# Puppetswar's TLAC Dreadnought Arms



## Dicrel Seijin (Apr 2, 2011)

*Puppetswar's TLAC Arms (Updated Info)*

Puppetswar is coming out with a new set of twin-linked autocannon arms (that can fit a GW dreadnought, though it could fit other models as well).

*Update edit*: According to Puppets War's Facebook page, the arms will be sold individually and the price set at around 7 Euros. As to availability, an August 1 reply by Puppet's War to a comment said within the next 2 weeks.










And here are the CCW arms from a prior news post.









It's an interesting take, to extend the shoulders out, not quite sure how I feel about, though I am interested to see how other weapons would be depicted (flamer, CCW).


----------



## KhainiteAssassin (Mar 18, 2009)

those arms look more like they would belong on a warjack in warmahordes more then on a dreadnought.


----------



## Gigantor (Jun 21, 2009)

yes it definitely has a warjack feel to it, but it also looks like it would work for preheresy! i think it looks sweet! How much?


----------



## Fallen (Oct 7, 2008)

it doesnt look right. perhaps for ork stuff or something the Inquisition or SoB would use.
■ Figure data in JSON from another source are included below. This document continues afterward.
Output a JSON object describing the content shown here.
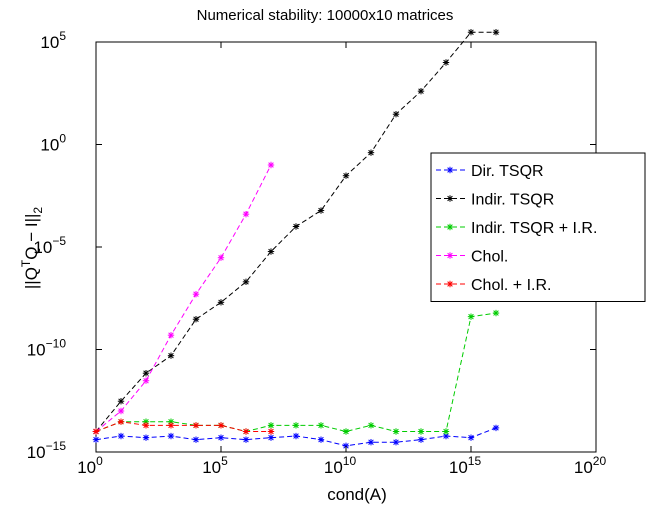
{
  "chart_data": {
    "type": "line",
    "title": "Numerical stability: 10000x10 matrices",
    "xlabel": "cond(A)",
    "ylabel": "||Q^TQ − I||_2",
    "x_scale": "log",
    "y_scale": "log",
    "xlim": [
      1,
      1e+20
    ],
    "ylim": [
      1e-15,
      100000.0
    ],
    "x_ticks": [
      {
        "mant": "10",
        "exp": "0"
      },
      {
        "mant": "10",
        "exp": "5"
      },
      {
        "mant": "10",
        "exp": "10"
      },
      {
        "mant": "10",
        "exp": "15"
      },
      {
        "mant": "10",
        "exp": "20"
      }
    ],
    "y_ticks": [
      {
        "mant": "10",
        "exp": "−15"
      },
      {
        "mant": "10",
        "exp": "−10"
      },
      {
        "mant": "10",
        "exp": "−5"
      },
      {
        "mant": "10",
        "exp": "0"
      },
      {
        "mant": "10",
        "exp": "5"
      }
    ],
    "grid": false,
    "legend_position": "right",
    "series": [
      {
        "name": "Dir. TSQR",
        "color": "#0000ff",
        "x": [
          1,
          10,
          100,
          1000,
          10000,
          100000,
          1000000,
          10000000,
          100000000,
          1000000000,
          10000000000,
          100000000000,
          1000000000000,
          10000000000000,
          100000000000000,
          1000000000000000,
          10000000000000000
        ],
        "y": [
          4e-15,
          6e-15,
          5e-15,
          6e-15,
          4e-15,
          5e-15,
          4e-15,
          5e-15,
          6e-15,
          4e-15,
          2e-15,
          3e-15,
          3e-15,
          4e-15,
          6e-15,
          5e-15,
          1.5e-14
        ]
      },
      {
        "name": "Indir. TSQR",
        "color": "#000000",
        "x": [
          1,
          10,
          100,
          1000,
          10000,
          100000,
          1000000,
          10000000,
          100000000,
          1000000000,
          10000000000,
          100000000000,
          1000000000000,
          10000000000000,
          100000000000000,
          1000000000000000,
          10000000000000000
        ],
        "y": [
          1e-14,
          3e-13,
          7e-12,
          5e-11,
          3e-09,
          2e-08,
          2e-07,
          6e-06,
          0.0001,
          0.0006,
          0.03,
          0.4,
          30,
          400,
          10000.0,
          300000.0,
          300000.0
        ]
      },
      {
        "name": "Indir. TSQR + I.R.",
        "color": "#00cc00",
        "x": [
          1,
          10,
          100,
          1000,
          10000,
          100000,
          1000000,
          10000000,
          100000000,
          1000000000,
          10000000000,
          100000000000,
          1000000000000,
          10000000000000,
          100000000000000,
          1000000000000000,
          10000000000000000
        ],
        "y": [
          1e-14,
          3e-14,
          3e-14,
          3e-14,
          2e-14,
          2e-14,
          1e-14,
          2e-14,
          2e-14,
          2e-14,
          1e-14,
          2e-14,
          1e-14,
          1e-14,
          1e-14,
          4e-09,
          6e-09
        ]
      },
      {
        "name": "Chol.",
        "color": "#ff00ff",
        "x": [
          1,
          10,
          100,
          1000,
          10000,
          100000,
          1000000,
          10000000
        ],
        "y": [
          1e-14,
          1e-13,
          3e-12,
          5e-10,
          5e-08,
          3e-06,
          0.0004,
          0.1
        ]
      },
      {
        "name": "Chol. + I.R.",
        "color": "#ff0000",
        "x": [
          1,
          10,
          100,
          1000,
          10000,
          100000,
          1000000,
          10000000
        ],
        "y": [
          1e-14,
          3e-14,
          2e-14,
          2e-14,
          2e-14,
          2e-14,
          1e-14,
          1e-14
        ]
      }
    ]
  }
}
but that definitely does not belong on a dreadnought.


----------



## Dicrel Seijin (Apr 2, 2011)

Gigantor said:


> yes it definitely has a warjack feel to it, but it also looks like it would work for preheresy! i think it looks sweet! How much?


Well, these are sneak peeks, so no price yet.


----------



## Hurricane (Feb 27, 2010)

I really like those arms. Reminds me of Mech Warrior a little bit. Definitely better than a lot of the crappy conversions I see nowadays. I'll likely pick up some.


----------



## gen.ahab (Dec 22, 2009)

Anyone else think that the first arms look a bit pervy?


----------



## InkedDnA (Jul 8, 2011)

gen.ahab said:


> Anyone else think that the first arms look a bit pervy?
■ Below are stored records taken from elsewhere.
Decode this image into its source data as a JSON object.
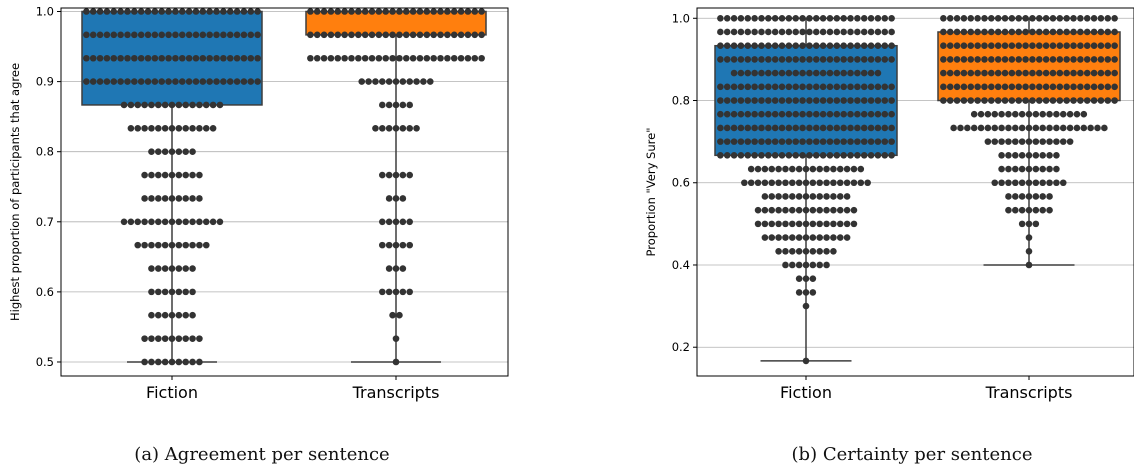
{
  "colors": {
    "fiction": "#1f77b4",
    "transcripts": "#ff7f0e",
    "points": "#333333",
    "grid": "#b0b0b0"
  },
  "chart_data": [
    {
      "type": "box+swarm",
      "caption": "(a) Agreement per sentence",
      "ylabel": "Highest proportion of participants that agree",
      "xlabel": "",
      "categories": [
        "Fiction",
        "Transcripts"
      ],
      "ylim": [
        0.48,
        1.005
      ],
      "yticks": [
        "0.5",
        "0.6",
        "0.7",
        "0.8",
        "0.9",
        "1.0"
      ],
      "grid": true,
      "boxes": [
        {
          "name": "Fiction",
          "whisker_low": 0.5,
          "q1": 0.8667,
          "q3": 1.0,
          "whisker_high": 1.0
        },
        {
          "name": "Transcripts",
          "whisker_low": 0.5,
          "q1": 0.9667,
          "q3": 1.0,
          "whisker_high": 1.0
        }
      ],
      "swarm": [
        {
          "name": "Fiction",
          "levels": [
            {
              "y": 1.0,
              "n": 26
            },
            {
              "y": 0.9667,
              "n": 26
            },
            {
              "y": 0.9333,
              "n": 26
            },
            {
              "y": 0.9,
              "n": 26
            },
            {
              "y": 0.8667,
              "n": 15
            },
            {
              "y": 0.8333,
              "n": 13
            },
            {
              "y": 0.8,
              "n": 7
            },
            {
              "y": 0.7667,
              "n": 9
            },
            {
              "y": 0.7333,
              "n": 9
            },
            {
              "y": 0.7,
              "n": 15
            },
            {
              "y": 0.6667,
              "n": 11
            },
            {
              "y": 0.6333,
              "n": 7
            },
            {
              "y": 0.6,
              "n": 7
            },
            {
              "y": 0.5667,
              "n": 7
            },
            {
              "y": 0.5333,
              "n": 9
            },
            {
              "y": 0.5,
              "n": 9
            }
          ]
        },
        {
          "name": "Transcripts",
          "levels": [
            {
              "y": 1.0,
              "n": 26
            },
            {
              "y": 0.9667,
              "n": 26
            },
            {
              "y": 0.9333,
              "n": 26
            },
            {
              "y": 0.9,
              "n": 11
            },
            {
              "y": 0.8667,
              "n": 5
            },
            {
              "y": 0.8333,
              "n": 7
            },
            {
              "y": 0.7667,
              "n": 5
            },
            {
              "y": 0.7333,
              "n": 3
            },
            {
              "y": 0.7,
              "n": 5
            },
            {
              "y": 0.6667,
              "n": 5
            },
            {
              "y": 0.6333,
              "n": 3
            },
            {
              "y": 0.6,
              "n": 5
            },
            {
              "y": 0.5667,
              "n": 2
            },
            {
              "y": 0.5333,
              "n": 1
            },
            {
              "y": 0.5,
              "n": 1
            }
          ]
        }
      ]
    },
    {
      "type": "box+swarm",
      "caption": "(b) Certainty per sentence",
      "ylabel": "Proportion \"Very Sure\"",
      "xlabel": "",
      "categories": [
        "Fiction",
        "Transcripts"
      ],
      "ylim": [
        0.13,
        1.025
      ],
      "yticks": [
        "0.2",
        "0.4",
        "0.6",
        "0.8",
        "1.0"
      ],
      "grid": true,
      "boxes": [
        {
          "name": "Fiction",
          "whisker_low": 0.1667,
          "q1": 0.6667,
          "q3": 0.9333,
          "whisker_high": 1.0
        },
        {
          "name": "Transcripts",
          "whisker_low": 0.4,
          "q1": 0.8,
          "q3": 0.9667,
          "whisker_high": 1.0
        }
      ],
      "swarm": [
        {
          "name": "Fiction",
          "levels": [
            {
              "y": 1.0,
              "n": 26
            },
            {
              "y": 0.9667,
              "n": 26
            },
            {
              "y": 0.9333,
              "n": 26
            },
            {
              "y": 0.9,
              "n": 26
            },
            {
              "y": 0.8667,
              "n": 22
            },
            {
              "y": 0.8333,
              "n": 26
            },
            {
              "y": 0.8,
              "n": 26
            },
            {
              "y": 0.7667,
              "n": 26
            },
            {
              "y": 0.7333,
              "n": 26
            },
            {
              "y": 0.7,
              "n": 26
            },
            {
              "y": 0.6667,
              "n": 26
            },
            {
              "y": 0.6333,
              "n": 17
            },
            {
              "y": 0.6,
              "n": 19
            },
            {
              "y": 0.5667,
              "n": 13
            },
            {
              "y": 0.5333,
              "n": 15
            },
            {
              "y": 0.5,
              "n": 15
            },
            {
              "y": 0.4667,
              "n": 13
            },
            {
              "y": 0.4333,
              "n": 9
            },
            {
              "y": 0.4,
              "n": 7
            },
            {
              "y": 0.3667,
              "n": 3
            },
            {
              "y": 0.3333,
              "n": 3
            },
            {
              "y": 0.3,
              "n": 1
            },
            {
              "y": 0.1667,
              "n": 1
            }
          ]
        },
        {
          "name": "Transcripts",
          "levels": [
            {
              "y": 1.0,
              "n": 26
            },
            {
              "y": 0.9667,
              "n": 26
            },
            {
              "y": 0.9333,
              "n": 26
            },
            {
              "y": 0.9,
              "n": 26
            },
            {
              "y": 0.8667,
              "n": 26
            },
            {
              "y": 0.8333,
              "n": 26
            },
            {
              "y": 0.8,
              "n": 26
            },
            {
              "y": 0.7667,
              "n": 17
            },
            {
              "y": 0.7333,
              "n": 23
            },
            {
              "y": 0.7,
              "n": 13
            },
            {
              "y": 0.6667,
              "n": 9
            },
            {
              "y": 0.6333,
              "n": 9
            },
            {
              "y": 0.6,
              "n": 11
            },
            {
              "y": 0.5667,
              "n": 7
            },
            {
              "y": 0.5333,
              "n": 7
            },
            {
              "y": 0.5,
              "n": 3
            },
            {
              "y": 0.4667,
              "n": 1
            },
            {
              "y": 0.4333,
              "n": 1
            },
            {
              "y": 0.4,
              "n": 1
            }
          ]
        }
      ]
    }
  ]
}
Get your mind out of the gutter my friend, lol.

The arms are pretty sweet IMO. Can't wait for the release so I can start adding them to my aresenal


----------



## Diatribe1974 (Jul 15, 2010)

Cannons = 40k
Powerfists = Warjack

Get 2 for 1, eh?


----------



## Ravion (Nov 3, 2010)

those arms really do look out of place.


----------



## GrizBe (May 12, 2010)

The shoulders just don't work for 40k on these. They're definately designed with Warmachine in mind rather then 40k. I hate the shoulder, and the fists look like a bad conversion... that said though the cannons are pretty sweet.


----------



## Sethis (Jun 4, 2009)

Shoulder pad looks like the company champion pad from the Command Squad box set.
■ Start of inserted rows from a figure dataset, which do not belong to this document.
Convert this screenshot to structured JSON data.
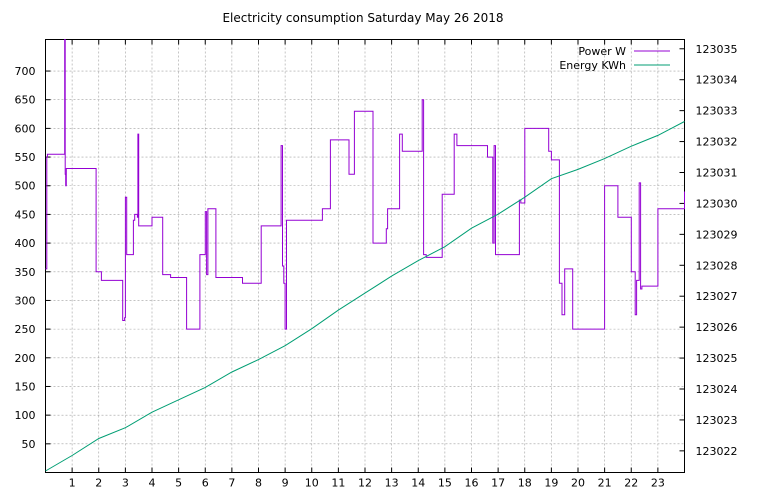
{
  "chart_data": {
    "type": "line",
    "title": "Electricity consumption Saturday May 26 2018",
    "xlabel": "",
    "ylabel": "",
    "y2label": "",
    "xlim": [
      0,
      24
    ],
    "ylim": [
      0,
      755
    ],
    "y2lim": [
      123021.3,
      123035.3
    ],
    "x_ticks": [
      1,
      2,
      3,
      4,
      5,
      6,
      7,
      8,
      9,
      10,
      11,
      12,
      13,
      14,
      15,
      16,
      17,
      18,
      19,
      20,
      21,
      22,
      23
    ],
    "y_ticks": [
      50,
      100,
      150,
      200,
      250,
      300,
      350,
      400,
      450,
      500,
      550,
      600,
      650,
      700
    ],
    "y2_ticks": [
      123022,
      123023,
      123024,
      123025,
      123026,
      123027,
      123028,
      123029,
      123030,
      123031,
      123032,
      123033,
      123034,
      123035
    ],
    "grid": true,
    "legend_position": "top-right",
    "series": [
      {
        "name": "Power W",
        "color": "#9400d3",
        "axis": "left",
        "step": true,
        "x": [
          0,
          0.05,
          0.07,
          0.1,
          0.7,
          0.72,
          0.74,
          0.76,
          0.78,
          0.8,
          1.45,
          1.9,
          2.1,
          2.9,
          2.95,
          2.97,
          3.0,
          3.05,
          3.3,
          3.35,
          3.45,
          3.47,
          3.5,
          4.0,
          4.4,
          4.7,
          5.0,
          5.3,
          5.8,
          5.95,
          6.0,
          6.05,
          6.1,
          6.15,
          6.4,
          6.8,
          7.4,
          8.1,
          8.8,
          8.85,
          8.9,
          8.95,
          9.0,
          9.05,
          9.1,
          9.9,
          10.4,
          10.7,
          11.3,
          11.4,
          11.5,
          11.6,
          12.3,
          12.8,
          12.85,
          13.3,
          13.4,
          14.1,
          14.15,
          14.2,
          14.3,
          14.6,
          14.9,
          15.3,
          15.35,
          15.45,
          15.5,
          16.4,
          16.6,
          16.8,
          16.85,
          16.9,
          17.5,
          17.8,
          17.85,
          18.0,
          18.6,
          18.9,
          19.0,
          19.3,
          19.4,
          19.5,
          19.8,
          20.3,
          21.0,
          21.1,
          21.5,
          21.6,
          22.0,
          22.1,
          22.15,
          22.2,
          22.3,
          22.35,
          22.4,
          22.5,
          22.8,
          23.0,
          23.8,
          24.0
        ],
        "values": [
          355,
          550,
          555,
          555,
          555,
          755,
          520,
          500,
          530,
          530,
          530,
          350,
          335,
          265,
          265,
          270,
          480,
          380,
          440,
          450,
          445,
          590,
          430,
          445,
          345,
          340,
          340,
          250,
          380,
          380,
          455,
          345,
          460,
          460,
          340,
          340,
          330,
          430,
          430,
          570,
          360,
          330,
          250,
          440,
          440,
          440,
          460,
          580,
          580,
          520,
          520,
          630,
          400,
          425,
          460,
          590,
          560,
          560,
          650,
          380,
          375,
          375,
          485,
          485,
          590,
          570,
          570,
          570,
          550,
          400,
          570,
          380,
          380,
          475,
          470,
          600,
          600,
          560,
          545,
          330,
          275,
          355,
          250,
          250,
          500,
          500,
          445,
          445,
          350,
          350,
          275,
          335,
          505,
          320,
          325,
          325,
          325,
          460,
          460,
          490
        ]
      },
      {
        "name": "Energy KWh",
        "color": "#009e73",
        "axis": "right",
        "step": false,
        "x": [
          0,
          1,
          2,
          3,
          4,
          5,
          6,
          7,
          8,
          9,
          10,
          11,
          12,
          13,
          14,
          15,
          16,
          17,
          18,
          19,
          20,
          21,
          22,
          23,
          24
        ],
        "values": [
          123021.35,
          123021.85,
          123022.4,
          123022.75,
          123023.25,
          123023.65,
          123024.05,
          123024.55,
          123024.95,
          123025.4,
          123025.95,
          123026.55,
          123027.1,
          123027.65,
          123028.15,
          123028.6,
          123029.2,
          123029.65,
          123030.2,
          123030.8,
          123031.1,
          123031.45,
          123031.85,
          123032.2,
          123032.65
        ]
      }
    ]
  }
}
If they're cheaper than the FW ones then I would certainly consider them, especially on the new FW Dread since it doesn't have Autocannon arms yet.


----------



## Dakingofchaos (Sep 29, 2009)

I think they look alright personally, echo sethis, if they're cheaper than the fw arms i think ill be ordering a set


----------



## Ratvan (Jun 20, 2011)

Those claw arms look hilarious, just makes me want to make honklng noises


----------



## Gigantor (Jun 21, 2009)

the power fist looks like they're about to grab some tits! and the other consideration is LOS since they are lower than most dread guns.


----------



## Count_the_Seven (May 19, 2010)

What DaKing said...

I'll just say "meh".


----------



## Vanchet (Feb 28, 2008)

Anythin-the autocannons would be nice for a Hydra Flak Tank


----------



## Orochi (Jan 28, 2009)

First arms don't suit 40k dreadnaughts.

Second arms look like he's groping something...


----------



## bitsandkits (Mar 18, 2008)

Orochi said:


> Second arms look like he's groping something...


honk honk are these things on?


----------



## Doelago (Nov 29, 2009)

Ugh, those do not look correct on a glorious Imperial Dreadnought.


----------



## Commissar Ploss (Feb 29, 2008)

i like the second pic.  Titty grabbin' clamps! 

CP


----------



## WarlordKaptainGrishnak (Dec 23, 2008)

*looks at pics*
*looks at FW Contemptor*
*looks back at pics*

I smell hax :S

bit meh. The arm section would be fine if it was thicker, at the moment it looks like piddly bit of support. How does the arm stay on when firing twinlinked autocannons, the arm would be ripped of from recoil


----------



## Commissar Ploss (Feb 29, 2008)

by using the force of recoil to chamber another round. example: the US Ma Deuce. you know nothing of firearms do you... Basically the barrel moves and acts as the slide to chamber another round. As evident by the ribbed recoil springs/dampers near the breach of each barrel. They help absorb shock and keep the weapon from blowing off it's mount... but i wont get into the technicalities of weapon engineering with you atm. Wikipedia can provide you with more info.

CP


----------



## Sethis (Jun 4, 2009)

Not everyone knows how firearms work Ploss, don't bite his head off.


----------



## Marneus Calgar (Dec 5, 2007)

They would look so much better on this guy:










IMO


----------



## Judas Masias (Jun 5, 2008)

Any info on how much those TLAC's are yet?


----------



## BearingTheWord (Feb 8, 2010)

The shoulders remind me of the pre-heresy termy shoulder pads to some extent. I like them and think they'd be cool on a venerable or chaos dred.

Would also love to pics of them mounted on a contemptor pattern dred as well.....


----------



## Commissar Ploss (Feb 29, 2008)

Sethis said:


> Not everyone knows how firearms work Ploss, don't bite his head off.


lol no, i know. haha, it's neither the time nor place for a dissertation on firearm mechanics. :laugh: nothing personal W.C.G. 

CP


----------



## Dicrel Seijin (Apr 2, 2011)

Judas Masias said:


> Any info on how much those TLAC's are yet?


According to Puppets War's Facebook page, the arms will be sold individually and the price set at around 7 Euros. As to availability, an August 1 reply by Puppet's War to a comment said within the next 2 weeks. (I'll edit the first post to reflect the new info.)


----------